Raus in den Wald

Zwei Brüder berichten über ihr FÖJ im Naturkindergarten Haidhausen

Dreimal die Woche fahren die Kinder des Naturkindergartens Haidhausen mit der Tram in den Perlacher Forst. Sonst sind sie in den Maximiliansanlagen unterwegs. Foto: privat

Dreimal die Woche fahren die Kinder des Naturkindergartens Haidhausen mit der Tram in den Perlacher Forst. Sonst sind sie in den Maximiliansanlagen unterwegs. Foto: privat

Haidhausen · Paul streift durch die Wälder von Britisch-Kolumbien in Kanada.

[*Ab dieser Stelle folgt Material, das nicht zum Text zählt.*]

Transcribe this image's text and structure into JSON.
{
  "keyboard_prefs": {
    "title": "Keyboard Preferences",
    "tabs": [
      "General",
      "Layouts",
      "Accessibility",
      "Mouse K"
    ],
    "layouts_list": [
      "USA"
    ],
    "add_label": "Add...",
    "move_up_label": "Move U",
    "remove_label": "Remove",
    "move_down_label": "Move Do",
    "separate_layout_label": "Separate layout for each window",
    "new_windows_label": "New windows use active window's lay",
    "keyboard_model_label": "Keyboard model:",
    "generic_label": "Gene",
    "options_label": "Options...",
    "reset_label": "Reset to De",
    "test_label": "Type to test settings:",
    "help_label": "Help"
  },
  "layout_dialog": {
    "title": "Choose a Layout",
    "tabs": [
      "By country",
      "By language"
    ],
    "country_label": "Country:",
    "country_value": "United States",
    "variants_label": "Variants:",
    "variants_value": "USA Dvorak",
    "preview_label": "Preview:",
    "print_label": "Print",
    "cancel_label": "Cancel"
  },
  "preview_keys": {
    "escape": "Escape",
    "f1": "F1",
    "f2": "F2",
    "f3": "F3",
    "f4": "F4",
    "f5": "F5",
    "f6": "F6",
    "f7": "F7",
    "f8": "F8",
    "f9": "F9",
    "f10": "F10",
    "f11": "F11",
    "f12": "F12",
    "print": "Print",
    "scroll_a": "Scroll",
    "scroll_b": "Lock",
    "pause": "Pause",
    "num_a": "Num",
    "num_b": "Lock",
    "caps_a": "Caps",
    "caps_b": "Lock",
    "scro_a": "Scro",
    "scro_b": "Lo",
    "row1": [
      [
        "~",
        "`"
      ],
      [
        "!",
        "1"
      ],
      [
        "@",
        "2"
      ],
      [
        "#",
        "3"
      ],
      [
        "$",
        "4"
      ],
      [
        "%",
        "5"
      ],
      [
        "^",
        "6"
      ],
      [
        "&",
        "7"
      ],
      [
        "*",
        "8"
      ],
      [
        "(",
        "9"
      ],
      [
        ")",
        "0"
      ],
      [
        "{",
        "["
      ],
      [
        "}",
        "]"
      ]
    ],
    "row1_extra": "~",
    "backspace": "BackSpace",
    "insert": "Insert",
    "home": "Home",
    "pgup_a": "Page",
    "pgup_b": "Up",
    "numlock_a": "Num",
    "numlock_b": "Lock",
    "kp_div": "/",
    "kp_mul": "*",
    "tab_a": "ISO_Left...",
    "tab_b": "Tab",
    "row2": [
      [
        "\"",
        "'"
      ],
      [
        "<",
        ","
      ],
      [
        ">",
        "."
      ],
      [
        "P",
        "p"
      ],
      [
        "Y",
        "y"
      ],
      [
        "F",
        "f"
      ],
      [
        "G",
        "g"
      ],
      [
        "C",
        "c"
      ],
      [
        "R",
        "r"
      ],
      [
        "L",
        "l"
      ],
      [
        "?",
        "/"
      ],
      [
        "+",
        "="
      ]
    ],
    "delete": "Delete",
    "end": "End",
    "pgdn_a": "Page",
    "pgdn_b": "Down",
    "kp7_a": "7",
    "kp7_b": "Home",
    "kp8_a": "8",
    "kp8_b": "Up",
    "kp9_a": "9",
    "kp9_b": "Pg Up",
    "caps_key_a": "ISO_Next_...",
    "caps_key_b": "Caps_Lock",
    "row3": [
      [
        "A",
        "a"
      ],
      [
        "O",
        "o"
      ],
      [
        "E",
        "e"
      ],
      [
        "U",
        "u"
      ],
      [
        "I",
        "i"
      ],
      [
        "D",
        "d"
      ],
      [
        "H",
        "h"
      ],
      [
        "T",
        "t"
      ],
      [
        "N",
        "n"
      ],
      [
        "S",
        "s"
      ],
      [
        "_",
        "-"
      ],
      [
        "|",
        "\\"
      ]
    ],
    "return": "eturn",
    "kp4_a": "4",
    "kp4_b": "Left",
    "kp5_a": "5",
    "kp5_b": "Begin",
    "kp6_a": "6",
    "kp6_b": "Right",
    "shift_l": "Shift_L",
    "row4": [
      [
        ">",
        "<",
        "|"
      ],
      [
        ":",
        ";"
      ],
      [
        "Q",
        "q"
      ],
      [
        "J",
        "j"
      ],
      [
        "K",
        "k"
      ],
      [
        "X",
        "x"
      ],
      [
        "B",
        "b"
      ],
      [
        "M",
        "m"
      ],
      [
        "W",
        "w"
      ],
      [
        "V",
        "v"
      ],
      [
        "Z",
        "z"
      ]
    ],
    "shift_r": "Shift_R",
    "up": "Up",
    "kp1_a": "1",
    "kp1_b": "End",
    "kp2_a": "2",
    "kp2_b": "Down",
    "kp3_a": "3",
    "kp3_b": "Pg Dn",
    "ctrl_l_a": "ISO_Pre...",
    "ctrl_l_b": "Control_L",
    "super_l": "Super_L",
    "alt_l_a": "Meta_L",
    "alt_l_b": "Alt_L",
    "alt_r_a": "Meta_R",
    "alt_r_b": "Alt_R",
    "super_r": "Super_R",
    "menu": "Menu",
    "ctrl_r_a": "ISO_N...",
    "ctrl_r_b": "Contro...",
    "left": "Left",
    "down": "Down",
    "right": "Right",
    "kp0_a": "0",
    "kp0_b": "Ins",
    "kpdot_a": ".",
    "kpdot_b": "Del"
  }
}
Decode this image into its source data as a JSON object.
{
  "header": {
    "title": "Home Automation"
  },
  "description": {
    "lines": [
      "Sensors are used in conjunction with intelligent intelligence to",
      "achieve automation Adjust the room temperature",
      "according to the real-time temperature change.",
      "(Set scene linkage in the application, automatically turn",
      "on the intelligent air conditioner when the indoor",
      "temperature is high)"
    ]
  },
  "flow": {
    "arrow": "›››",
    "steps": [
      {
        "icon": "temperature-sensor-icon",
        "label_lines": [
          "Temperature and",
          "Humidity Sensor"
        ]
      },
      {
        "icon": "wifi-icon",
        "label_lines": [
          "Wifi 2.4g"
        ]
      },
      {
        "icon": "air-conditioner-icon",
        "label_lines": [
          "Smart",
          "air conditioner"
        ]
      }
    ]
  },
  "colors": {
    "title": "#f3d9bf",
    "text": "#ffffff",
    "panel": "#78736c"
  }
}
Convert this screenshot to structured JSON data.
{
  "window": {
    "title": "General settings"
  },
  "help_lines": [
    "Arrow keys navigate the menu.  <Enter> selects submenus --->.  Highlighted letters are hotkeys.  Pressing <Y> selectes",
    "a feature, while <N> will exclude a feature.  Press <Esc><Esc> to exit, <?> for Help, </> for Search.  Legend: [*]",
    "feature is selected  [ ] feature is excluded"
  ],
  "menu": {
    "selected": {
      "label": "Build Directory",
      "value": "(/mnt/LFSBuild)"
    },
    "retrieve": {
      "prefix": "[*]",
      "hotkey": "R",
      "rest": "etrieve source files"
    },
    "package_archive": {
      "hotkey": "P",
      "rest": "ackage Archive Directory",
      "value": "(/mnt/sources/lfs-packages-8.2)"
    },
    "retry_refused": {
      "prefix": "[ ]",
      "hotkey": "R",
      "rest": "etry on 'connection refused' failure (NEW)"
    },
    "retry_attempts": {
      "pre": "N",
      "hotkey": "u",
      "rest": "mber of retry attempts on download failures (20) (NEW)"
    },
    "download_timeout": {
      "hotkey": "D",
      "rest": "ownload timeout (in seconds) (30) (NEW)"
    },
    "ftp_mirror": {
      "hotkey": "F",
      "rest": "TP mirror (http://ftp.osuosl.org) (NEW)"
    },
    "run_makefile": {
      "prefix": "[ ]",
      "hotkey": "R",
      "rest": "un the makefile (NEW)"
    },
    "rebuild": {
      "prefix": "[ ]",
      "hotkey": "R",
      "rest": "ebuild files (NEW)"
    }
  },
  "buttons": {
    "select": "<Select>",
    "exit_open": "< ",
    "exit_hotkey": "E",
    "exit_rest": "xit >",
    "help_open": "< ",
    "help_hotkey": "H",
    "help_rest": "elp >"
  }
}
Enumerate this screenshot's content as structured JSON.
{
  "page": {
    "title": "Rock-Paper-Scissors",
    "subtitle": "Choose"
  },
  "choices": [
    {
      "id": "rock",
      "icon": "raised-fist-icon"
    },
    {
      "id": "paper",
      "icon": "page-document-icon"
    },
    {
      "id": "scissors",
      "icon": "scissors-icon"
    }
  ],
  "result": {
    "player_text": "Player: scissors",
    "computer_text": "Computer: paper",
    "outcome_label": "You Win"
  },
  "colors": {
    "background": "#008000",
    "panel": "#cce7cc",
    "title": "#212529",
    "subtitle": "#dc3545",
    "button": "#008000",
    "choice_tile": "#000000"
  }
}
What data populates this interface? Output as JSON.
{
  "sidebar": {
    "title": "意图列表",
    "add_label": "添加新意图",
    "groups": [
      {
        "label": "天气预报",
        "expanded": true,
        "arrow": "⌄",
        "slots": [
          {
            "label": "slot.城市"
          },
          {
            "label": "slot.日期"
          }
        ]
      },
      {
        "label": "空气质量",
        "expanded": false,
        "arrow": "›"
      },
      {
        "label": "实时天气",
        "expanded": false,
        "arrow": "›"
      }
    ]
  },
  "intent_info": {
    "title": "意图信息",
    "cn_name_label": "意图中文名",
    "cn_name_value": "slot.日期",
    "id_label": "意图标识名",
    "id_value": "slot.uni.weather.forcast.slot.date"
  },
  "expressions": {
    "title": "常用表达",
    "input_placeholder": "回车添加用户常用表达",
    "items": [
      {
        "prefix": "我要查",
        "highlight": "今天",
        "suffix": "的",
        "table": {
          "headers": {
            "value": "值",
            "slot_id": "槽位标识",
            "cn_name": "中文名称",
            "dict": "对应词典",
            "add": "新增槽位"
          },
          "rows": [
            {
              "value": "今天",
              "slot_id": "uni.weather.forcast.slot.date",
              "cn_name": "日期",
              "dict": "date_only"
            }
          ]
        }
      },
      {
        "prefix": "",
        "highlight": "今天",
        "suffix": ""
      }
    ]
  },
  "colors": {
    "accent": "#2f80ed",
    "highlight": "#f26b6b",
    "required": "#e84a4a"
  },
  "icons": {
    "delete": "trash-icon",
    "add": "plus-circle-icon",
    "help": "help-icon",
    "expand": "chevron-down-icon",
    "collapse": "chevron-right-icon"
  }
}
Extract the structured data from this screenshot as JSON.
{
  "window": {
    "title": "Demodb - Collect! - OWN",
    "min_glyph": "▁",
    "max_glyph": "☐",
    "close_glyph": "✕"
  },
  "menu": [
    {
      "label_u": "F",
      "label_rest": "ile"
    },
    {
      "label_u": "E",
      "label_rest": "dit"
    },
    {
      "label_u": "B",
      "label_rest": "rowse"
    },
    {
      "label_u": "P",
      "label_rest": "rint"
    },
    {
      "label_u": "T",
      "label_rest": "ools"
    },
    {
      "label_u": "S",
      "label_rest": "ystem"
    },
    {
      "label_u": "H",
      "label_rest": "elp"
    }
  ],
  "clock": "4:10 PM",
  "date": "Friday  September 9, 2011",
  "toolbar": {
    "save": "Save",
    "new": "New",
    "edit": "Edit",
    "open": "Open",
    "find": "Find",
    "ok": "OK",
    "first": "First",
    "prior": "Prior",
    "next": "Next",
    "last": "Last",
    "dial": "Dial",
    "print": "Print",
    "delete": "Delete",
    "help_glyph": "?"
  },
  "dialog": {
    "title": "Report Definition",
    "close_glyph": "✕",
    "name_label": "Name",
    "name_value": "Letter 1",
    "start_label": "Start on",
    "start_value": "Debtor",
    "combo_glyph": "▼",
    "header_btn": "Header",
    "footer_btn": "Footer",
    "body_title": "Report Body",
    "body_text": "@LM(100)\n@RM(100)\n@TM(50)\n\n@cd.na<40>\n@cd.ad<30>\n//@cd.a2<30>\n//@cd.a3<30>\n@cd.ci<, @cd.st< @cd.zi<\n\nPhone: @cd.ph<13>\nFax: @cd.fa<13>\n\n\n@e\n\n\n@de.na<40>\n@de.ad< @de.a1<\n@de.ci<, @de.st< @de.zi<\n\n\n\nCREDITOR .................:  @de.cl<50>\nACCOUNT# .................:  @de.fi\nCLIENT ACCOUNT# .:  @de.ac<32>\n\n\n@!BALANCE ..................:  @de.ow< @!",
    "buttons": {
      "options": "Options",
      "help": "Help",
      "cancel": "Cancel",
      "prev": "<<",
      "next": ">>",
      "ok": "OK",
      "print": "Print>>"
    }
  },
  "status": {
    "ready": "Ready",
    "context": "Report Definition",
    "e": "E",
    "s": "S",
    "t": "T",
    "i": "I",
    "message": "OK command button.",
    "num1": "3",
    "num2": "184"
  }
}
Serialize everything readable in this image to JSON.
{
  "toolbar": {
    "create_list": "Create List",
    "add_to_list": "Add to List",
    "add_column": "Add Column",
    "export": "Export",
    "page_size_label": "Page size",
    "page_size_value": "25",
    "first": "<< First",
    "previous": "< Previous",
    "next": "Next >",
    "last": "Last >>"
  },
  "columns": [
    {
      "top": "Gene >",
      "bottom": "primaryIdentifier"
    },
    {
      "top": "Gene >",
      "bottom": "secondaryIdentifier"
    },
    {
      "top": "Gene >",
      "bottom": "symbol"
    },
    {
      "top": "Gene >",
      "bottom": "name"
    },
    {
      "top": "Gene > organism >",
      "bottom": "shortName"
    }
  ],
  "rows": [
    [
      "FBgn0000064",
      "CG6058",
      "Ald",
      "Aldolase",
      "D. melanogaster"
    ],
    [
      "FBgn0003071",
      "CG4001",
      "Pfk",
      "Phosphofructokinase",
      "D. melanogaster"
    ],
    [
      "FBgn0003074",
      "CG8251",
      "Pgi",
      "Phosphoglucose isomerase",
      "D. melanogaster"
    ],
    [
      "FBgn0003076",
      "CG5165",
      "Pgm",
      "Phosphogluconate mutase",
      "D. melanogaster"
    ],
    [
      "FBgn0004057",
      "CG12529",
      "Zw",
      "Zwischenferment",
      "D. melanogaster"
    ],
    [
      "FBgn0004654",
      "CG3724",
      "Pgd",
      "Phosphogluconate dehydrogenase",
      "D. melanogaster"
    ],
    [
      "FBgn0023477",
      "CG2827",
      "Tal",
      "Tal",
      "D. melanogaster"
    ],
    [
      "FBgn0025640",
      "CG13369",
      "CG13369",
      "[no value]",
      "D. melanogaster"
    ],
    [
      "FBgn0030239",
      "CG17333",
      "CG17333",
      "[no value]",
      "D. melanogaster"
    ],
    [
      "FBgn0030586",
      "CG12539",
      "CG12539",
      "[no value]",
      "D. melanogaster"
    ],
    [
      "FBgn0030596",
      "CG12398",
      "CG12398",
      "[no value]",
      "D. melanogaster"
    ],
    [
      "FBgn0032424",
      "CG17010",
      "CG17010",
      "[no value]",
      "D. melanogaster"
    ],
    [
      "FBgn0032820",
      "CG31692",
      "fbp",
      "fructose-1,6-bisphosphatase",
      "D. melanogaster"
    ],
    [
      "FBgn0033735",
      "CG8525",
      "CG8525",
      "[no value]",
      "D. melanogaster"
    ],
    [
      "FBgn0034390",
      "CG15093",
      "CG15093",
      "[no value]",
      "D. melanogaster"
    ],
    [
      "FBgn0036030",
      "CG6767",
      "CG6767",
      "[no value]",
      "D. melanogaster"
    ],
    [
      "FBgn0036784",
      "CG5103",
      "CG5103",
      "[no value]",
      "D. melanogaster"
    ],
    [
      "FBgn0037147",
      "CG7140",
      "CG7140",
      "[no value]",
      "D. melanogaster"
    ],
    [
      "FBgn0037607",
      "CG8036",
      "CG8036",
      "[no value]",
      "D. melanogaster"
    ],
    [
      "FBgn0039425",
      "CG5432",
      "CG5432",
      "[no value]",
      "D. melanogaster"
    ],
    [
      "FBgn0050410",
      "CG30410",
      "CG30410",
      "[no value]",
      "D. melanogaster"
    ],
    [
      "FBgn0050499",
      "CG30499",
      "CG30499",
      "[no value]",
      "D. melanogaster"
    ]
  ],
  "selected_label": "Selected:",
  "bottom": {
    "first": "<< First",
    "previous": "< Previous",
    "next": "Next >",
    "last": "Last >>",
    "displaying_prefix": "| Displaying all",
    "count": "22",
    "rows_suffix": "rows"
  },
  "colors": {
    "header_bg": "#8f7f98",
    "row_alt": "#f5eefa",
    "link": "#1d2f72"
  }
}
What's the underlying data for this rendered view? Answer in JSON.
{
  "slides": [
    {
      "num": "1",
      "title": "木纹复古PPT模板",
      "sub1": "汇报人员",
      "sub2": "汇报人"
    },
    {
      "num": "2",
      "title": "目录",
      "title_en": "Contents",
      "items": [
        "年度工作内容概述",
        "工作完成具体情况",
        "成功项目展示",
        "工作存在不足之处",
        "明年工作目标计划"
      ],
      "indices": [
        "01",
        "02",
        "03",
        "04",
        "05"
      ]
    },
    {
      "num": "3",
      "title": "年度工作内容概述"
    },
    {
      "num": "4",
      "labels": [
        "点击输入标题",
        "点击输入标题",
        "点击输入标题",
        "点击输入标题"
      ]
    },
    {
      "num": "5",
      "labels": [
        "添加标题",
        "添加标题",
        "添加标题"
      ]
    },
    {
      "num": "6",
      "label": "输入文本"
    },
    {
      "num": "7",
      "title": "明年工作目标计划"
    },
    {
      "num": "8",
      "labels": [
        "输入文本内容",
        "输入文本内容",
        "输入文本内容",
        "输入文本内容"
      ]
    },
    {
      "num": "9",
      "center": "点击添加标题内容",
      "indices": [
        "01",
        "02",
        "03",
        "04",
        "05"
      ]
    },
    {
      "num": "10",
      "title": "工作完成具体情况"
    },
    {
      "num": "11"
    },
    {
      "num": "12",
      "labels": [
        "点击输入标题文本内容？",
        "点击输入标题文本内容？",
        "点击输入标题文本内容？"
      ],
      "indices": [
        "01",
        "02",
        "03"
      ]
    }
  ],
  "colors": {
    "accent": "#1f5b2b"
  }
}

Er ist umgeben von Ahorn, Hemlocktannen, Riesenlebensbäumen und Küstendouglasien. Er liebt die Ruhe und die Kraft, die von diesen Bäumen ausgeht.

„In Kanada habe ich gelernt, was Wälder sind!“, grinst Paul. Obwohl er schon immer gerne draußen in der Natur unterwegs war, hat es eine Gruppe von 16 Kindern gebraucht, um ihn hierhin zu bringen, in die unendlichen Wälder Kanadas. Paul ist gebürtiger Haidhausener. Nach seinem Abitur am Asam-Gymnasium in Giesing bewirbt er sich beim BDKJ für ein freiwilliges ökologisches Jahr, kurz FÖJ, im Naturkindergarten Haidhausen. Er hat Glück und bekommt den Platz in seiner Wunscheinrichtung. Zusammen mit zwei weiteren Betreuern und 16 Kindern fährt Paul ein Jahr lang dreimal die Woche vom Johannisplatz aus mit der Trambahnlinie 15 in den Perlacher Forst. Hier bekommen die Kinder einen ganz anderen Spiel- und Erlebnisraum als in den Maximiliansanlagen, wo sie den Rest der Woche unterwegs sind.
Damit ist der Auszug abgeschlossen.